Saturday, June 09, 2007

What I bagged on the book hunt

There's not much I enjoy more than a good book sale. Rummaging through the stacks clears and focuses the mind and relieves stress better than any meditation technique I've ever tried. And when it's over you have a more tangible reward than inner peace -- although you usually have that too.
Today I went to a going-out-of-business book sale. Now I hate to see any bookstore close its doors, but it was probably inevitable with this one. Nice people, but not good businessmen. They were in a bad location. Old book and new books were mixed together. Way too much Tom Clancy and Danielle Steel type stuff for my tastes. Still I'm sorry to see them go.
But I do have some consolation, like this book autographed by one of my favorite mystery writers. Sharyn McCrumb can do it all. She can write suspense and she can be very, very funny as she is in my favorite (so far) of her books "If I'd Killed Him When I Met Him."
I also picked up this autographed beauty from George Plimpton, and to paraphrase Will Rogers
"They ain't making any more of them." :
I also got this Wizard of Oz book I've been wanting:
This art book:
(What? It's art!)

I also picked up Frank Sinatra: My father by Nancy Sinatra, The Atlas of Past Times by John Haywood, one of the few P.J. O'Rourke books I don't have, If You Want to Write by Branda Ueland, a golf book for either my brother or my father, a beautiful 100th anniversary edition of East of Eden, Mark O'Donnell's novel Getting Over Homer, three really nice baseball books including this one:First Words: Early Writings From 22 Favorite Contemporary Authors from Paul Mandelbaum, When I Was Your Age: Remarkable Achievements of Writers, Artists and musicians at every age from 1 to 100, and The Billiard Table Murders from Glen Baxter, whom I'd never heard of, but it looks like I've been missing out.
Oh, and an official Spalding Baseball score book.
And finally, I'm usually pretty persnickety about the condition of the books I buy. All the books other than this one are new or at least look new. This one's a little beat up and it's got an inscription, but I couldn't resist:
I was kinda surprised that there was a 77-page manual on such an activity, but obviously there's a lot about it I don't know.

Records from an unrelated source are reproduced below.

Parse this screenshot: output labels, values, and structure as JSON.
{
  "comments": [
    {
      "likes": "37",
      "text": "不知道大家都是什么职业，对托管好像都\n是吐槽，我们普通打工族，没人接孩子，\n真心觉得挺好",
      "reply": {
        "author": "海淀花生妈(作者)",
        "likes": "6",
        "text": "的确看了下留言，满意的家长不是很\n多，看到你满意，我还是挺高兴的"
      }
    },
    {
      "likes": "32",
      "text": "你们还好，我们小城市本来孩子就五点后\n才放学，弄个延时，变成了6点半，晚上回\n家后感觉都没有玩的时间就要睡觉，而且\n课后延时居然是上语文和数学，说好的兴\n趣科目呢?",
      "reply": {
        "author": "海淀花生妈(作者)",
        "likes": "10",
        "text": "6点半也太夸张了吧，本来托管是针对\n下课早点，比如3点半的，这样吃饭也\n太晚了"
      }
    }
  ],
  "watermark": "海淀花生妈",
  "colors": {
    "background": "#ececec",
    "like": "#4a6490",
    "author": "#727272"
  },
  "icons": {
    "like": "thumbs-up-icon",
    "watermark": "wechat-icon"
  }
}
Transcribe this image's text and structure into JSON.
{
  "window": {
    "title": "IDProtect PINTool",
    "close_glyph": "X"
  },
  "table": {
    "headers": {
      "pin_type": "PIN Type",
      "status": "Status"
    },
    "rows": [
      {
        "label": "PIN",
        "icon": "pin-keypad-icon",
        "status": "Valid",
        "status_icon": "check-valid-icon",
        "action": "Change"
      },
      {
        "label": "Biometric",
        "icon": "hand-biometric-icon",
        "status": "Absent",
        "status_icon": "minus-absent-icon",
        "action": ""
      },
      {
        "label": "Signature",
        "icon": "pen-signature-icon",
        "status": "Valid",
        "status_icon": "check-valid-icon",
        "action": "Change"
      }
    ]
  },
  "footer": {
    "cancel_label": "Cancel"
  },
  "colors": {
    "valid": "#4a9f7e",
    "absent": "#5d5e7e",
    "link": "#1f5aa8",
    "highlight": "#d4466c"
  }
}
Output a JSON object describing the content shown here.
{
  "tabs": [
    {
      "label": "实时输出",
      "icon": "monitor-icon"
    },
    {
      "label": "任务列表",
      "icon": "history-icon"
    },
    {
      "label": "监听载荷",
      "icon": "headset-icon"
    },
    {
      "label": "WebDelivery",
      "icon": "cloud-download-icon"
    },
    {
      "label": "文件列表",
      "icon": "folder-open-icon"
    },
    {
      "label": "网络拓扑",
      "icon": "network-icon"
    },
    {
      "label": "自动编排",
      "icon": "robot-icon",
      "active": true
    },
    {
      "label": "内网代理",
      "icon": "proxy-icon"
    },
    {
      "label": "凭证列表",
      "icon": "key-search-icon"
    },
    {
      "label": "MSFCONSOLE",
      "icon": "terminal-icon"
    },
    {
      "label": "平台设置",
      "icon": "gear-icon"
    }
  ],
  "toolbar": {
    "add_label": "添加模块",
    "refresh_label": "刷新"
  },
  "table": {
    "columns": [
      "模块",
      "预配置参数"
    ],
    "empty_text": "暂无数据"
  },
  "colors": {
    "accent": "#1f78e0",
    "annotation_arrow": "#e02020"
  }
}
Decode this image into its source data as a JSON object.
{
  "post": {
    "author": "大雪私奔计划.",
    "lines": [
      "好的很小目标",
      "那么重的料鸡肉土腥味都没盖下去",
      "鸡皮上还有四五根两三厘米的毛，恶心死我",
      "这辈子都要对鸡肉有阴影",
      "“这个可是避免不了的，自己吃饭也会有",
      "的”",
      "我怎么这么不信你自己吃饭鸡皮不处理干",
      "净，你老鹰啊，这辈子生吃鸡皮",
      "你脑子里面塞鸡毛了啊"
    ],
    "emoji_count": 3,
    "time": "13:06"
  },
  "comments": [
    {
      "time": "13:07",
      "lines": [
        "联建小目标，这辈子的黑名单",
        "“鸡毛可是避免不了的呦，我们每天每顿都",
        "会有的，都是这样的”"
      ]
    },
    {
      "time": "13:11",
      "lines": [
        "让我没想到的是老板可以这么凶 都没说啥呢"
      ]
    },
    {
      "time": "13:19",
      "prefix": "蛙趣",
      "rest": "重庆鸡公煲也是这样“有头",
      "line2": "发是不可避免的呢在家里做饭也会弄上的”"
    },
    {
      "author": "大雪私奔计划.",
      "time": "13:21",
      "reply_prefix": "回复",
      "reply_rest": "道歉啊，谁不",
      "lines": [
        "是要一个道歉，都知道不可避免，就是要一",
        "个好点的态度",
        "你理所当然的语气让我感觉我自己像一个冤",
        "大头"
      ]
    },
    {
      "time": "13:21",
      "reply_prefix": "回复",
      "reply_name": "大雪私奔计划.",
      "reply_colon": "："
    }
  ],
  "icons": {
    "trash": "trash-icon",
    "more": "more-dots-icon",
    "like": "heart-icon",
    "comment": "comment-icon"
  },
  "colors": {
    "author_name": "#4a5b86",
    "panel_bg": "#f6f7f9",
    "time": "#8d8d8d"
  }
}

And I got all of these books for 26 bucks. Talk about nirvana.

Then when I got home, this was in my mailbox:
That one I got free from Book Mooch, one of my favorite websites, both as way to get new books and to find good homes for books of mine that are ready to move on.
Next weekend is the Heroes Con where there will be a whole convention center full of books and comics to rummage through. I'll be so innerly peaceful I may ascend.


Linda G said...

You just always make me laugh!

I've often thought I should write a book about women's restrooms (a la Bill Bryson). Lord knows I've visited enough of them around the country! If there's a market for how to shit in the woods, who's to say it wouldn't sell.

BTW, if you haven't read The Life and Times of the Thunderbolt Kid, you should. Better yet, listen to Bryson read it on CD.

Norrin2 said...

If you write a book about women's restrooms I'll definitely buy a copy. I've always wondered what goes on in there -- I mean, besides the obvious.
I have everything Bill Bryson's ever written. He's great. I wrote a little mini review of The Thunderbolt Kid back in February when I read it. I've just spent the last thirty minutes trying to create a link to that blog entry without getting anywhere, but if you're interested, you can search for Bryson and that'll take you to it.

Howard B said...

Fun stuff... you just reminded me to read A Walk in the Woods - that's one I'd like to read, and keep saying I'll get around to, but keep forgetting for some reason.